Wolfgang Kohl hat lehrend seinen Bezug zu Menschen, Material und Praxis fortwährend weiterentwickelt und seit 2015 wieder intensiv an die Arbeit mit Holzskulpturen angeknüpft. Seine Arbeiten sind figürlich und gegenständlich, wobei er sich schon früh aufgrund seines Interesses am Thema Mensch für einen Realismus entschieden hatte, der nicht im zeitgenössischen Fokus stand und sich erst gegen die Abstraktion wieder durchsetzen musste. So war ein gewisser hartnäckiger Widerstand und persönliche Überzeugung für diese Stillage nötig, wie seinerzeit ebenfalls bei Vertretern der Malerei, die auch immer mal wieder von Leitmedien und Kunstkritik totgesagt wird.
Einerseits ist verständlicherweise die Abstraktion nach der Erfahrung zweier diktatorischer Systeme eine Bildsprache, die international und selten propagandistisch nutzbar ist, während der Realismus mit Pathosformeln diesbezüglich missbraucht wurde. Andererseits werden dadurch Ausdrucksmöglichkeiten eingeengt, die sich mit dem bedrängten einzelnen Menschen und seiner gesellschaftlichen Situation nachempfindbar auseinandersetzen. Für den Betrachter bietet die realistische Bildsprache einen direkten, unmittelbaren Zugang ohne den interpretatorischen Spielraum einzuengen.

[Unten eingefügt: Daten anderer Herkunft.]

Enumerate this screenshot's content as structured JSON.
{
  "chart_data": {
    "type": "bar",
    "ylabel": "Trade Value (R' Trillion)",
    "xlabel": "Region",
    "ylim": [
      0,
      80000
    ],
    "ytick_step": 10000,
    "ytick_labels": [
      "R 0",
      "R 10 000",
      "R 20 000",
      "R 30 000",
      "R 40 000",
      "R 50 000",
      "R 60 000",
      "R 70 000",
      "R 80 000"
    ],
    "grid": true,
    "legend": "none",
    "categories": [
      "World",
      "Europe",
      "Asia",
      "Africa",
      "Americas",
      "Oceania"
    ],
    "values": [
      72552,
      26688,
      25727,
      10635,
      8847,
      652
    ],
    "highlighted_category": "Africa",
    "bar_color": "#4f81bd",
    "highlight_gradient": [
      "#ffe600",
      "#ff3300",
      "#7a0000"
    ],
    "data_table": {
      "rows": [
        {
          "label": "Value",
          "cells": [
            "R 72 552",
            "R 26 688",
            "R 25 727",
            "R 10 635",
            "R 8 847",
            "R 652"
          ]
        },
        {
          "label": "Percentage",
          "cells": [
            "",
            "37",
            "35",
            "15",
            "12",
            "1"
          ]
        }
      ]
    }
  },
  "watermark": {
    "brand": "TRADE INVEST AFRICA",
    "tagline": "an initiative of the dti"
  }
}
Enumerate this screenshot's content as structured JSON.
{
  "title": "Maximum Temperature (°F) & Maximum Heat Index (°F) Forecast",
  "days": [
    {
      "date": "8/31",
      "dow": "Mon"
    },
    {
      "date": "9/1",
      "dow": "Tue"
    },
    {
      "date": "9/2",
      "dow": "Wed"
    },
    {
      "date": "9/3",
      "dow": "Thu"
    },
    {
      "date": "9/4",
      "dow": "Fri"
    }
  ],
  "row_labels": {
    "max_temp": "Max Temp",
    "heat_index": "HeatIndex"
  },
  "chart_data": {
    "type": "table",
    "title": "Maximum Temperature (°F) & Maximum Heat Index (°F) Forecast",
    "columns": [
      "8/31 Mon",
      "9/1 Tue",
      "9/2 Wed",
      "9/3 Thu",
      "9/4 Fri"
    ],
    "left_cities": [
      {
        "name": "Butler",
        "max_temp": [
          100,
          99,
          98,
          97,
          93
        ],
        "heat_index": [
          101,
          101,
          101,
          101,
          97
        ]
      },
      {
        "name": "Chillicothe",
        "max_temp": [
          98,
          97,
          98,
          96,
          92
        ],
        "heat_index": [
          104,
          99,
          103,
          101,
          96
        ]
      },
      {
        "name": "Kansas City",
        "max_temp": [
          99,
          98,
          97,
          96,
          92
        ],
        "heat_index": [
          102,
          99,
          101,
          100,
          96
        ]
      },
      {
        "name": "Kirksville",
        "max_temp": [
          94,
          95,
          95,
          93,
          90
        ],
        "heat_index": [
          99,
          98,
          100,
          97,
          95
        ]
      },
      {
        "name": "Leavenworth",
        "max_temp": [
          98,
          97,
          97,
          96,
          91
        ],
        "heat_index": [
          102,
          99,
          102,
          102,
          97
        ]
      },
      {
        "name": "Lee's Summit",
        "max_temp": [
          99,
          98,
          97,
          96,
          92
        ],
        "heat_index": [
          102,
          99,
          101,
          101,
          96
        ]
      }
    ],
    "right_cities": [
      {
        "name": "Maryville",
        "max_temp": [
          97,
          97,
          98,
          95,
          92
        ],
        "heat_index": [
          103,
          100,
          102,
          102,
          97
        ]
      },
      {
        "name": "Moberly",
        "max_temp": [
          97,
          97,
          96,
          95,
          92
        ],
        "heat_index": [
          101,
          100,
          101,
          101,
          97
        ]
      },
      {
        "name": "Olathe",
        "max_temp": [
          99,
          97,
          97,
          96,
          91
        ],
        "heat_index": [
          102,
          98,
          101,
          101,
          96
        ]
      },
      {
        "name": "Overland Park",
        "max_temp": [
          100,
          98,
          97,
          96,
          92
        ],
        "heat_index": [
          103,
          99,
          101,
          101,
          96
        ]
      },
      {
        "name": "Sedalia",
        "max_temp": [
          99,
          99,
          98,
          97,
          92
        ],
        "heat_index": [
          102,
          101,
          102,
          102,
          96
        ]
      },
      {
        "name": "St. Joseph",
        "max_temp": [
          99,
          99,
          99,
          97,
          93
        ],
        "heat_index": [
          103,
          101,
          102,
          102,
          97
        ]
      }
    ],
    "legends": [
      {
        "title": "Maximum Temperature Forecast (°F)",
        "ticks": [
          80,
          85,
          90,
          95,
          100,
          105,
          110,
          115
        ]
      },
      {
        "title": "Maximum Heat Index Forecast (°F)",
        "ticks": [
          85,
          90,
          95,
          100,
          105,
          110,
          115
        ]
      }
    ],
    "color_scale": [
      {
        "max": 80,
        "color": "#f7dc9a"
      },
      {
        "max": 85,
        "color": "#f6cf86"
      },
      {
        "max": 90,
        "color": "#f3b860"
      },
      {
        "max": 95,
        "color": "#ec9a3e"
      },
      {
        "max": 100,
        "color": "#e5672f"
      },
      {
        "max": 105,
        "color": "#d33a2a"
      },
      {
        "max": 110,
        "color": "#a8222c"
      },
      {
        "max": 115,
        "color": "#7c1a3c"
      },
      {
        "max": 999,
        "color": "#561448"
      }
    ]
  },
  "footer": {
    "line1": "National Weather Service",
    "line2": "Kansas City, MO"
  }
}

Das tut auch Wolfgang Kohl in seinem Medium Holz durch eine gezielte mitunter auch zeichenhaft rohe Gestaltung, die nicht auf Hochglanz und Illusionismus aus ist, sondern dem Material eine atmosphärische, eindringliche Nähe und zugleich distanzierte Nüchternheit abgewinnt. So sieht man sich als Betrachter nie konkret mit einem spezifischen Vorfall oder mit einer auf ein konkretes Individuum Bezug nehmende Thematik konfrontiert, was die Intensität und Tiefe der Auseinandersetzung erhöht. Die Formwelt betont den allgemeinen Charakter und bildet die Analyse in der bildhauerischen Umsetzung sinnlich ab.
So nimmt z.B. das einbaumartige Boot mit seinen Insassen aktuell Bezug auf die Flüchtlingssituation im Mittelmeer, betrifft aber grundsätzlich ähnliche Vorgänge mindestens seit den Boatpeople in Vietnam. Scheinbar sitzen wir alle in einem Boot lautet der allgemeinmenschliche Anwurf des Werkes, der durch eine Fehlstelle in der Reihe der Insassen möchte, dass wir uns in die Situation der Flüchtenden hineinversetzen. Diese sind in verschiedenen Grundformen ohne Merkmale von Geschlecht oder Herkunft schematisiert. In Holzsträngen gesägt, in Scheiben geschnitten, bilden die in das Einbaumgebilde gesetzten Körper mit ihren gestreckten Armen betonte Gesten, die mit erhobenen Händen nicht eindeutig Entsetzen oder Freude über eine mögliche Rettung aus einer bedrohlichen Situation bedeuten. Die Entscheidung überlässt der Künstler dem Betrachter.
Das Boot hat auch noch etwas von einer Galeere, weil seitlich ruderhaft Reihen von Stangen auskragen mit denen man aber vermutlich kaum voran kommt, was die Ungewissheit der Lage verdeutlicht.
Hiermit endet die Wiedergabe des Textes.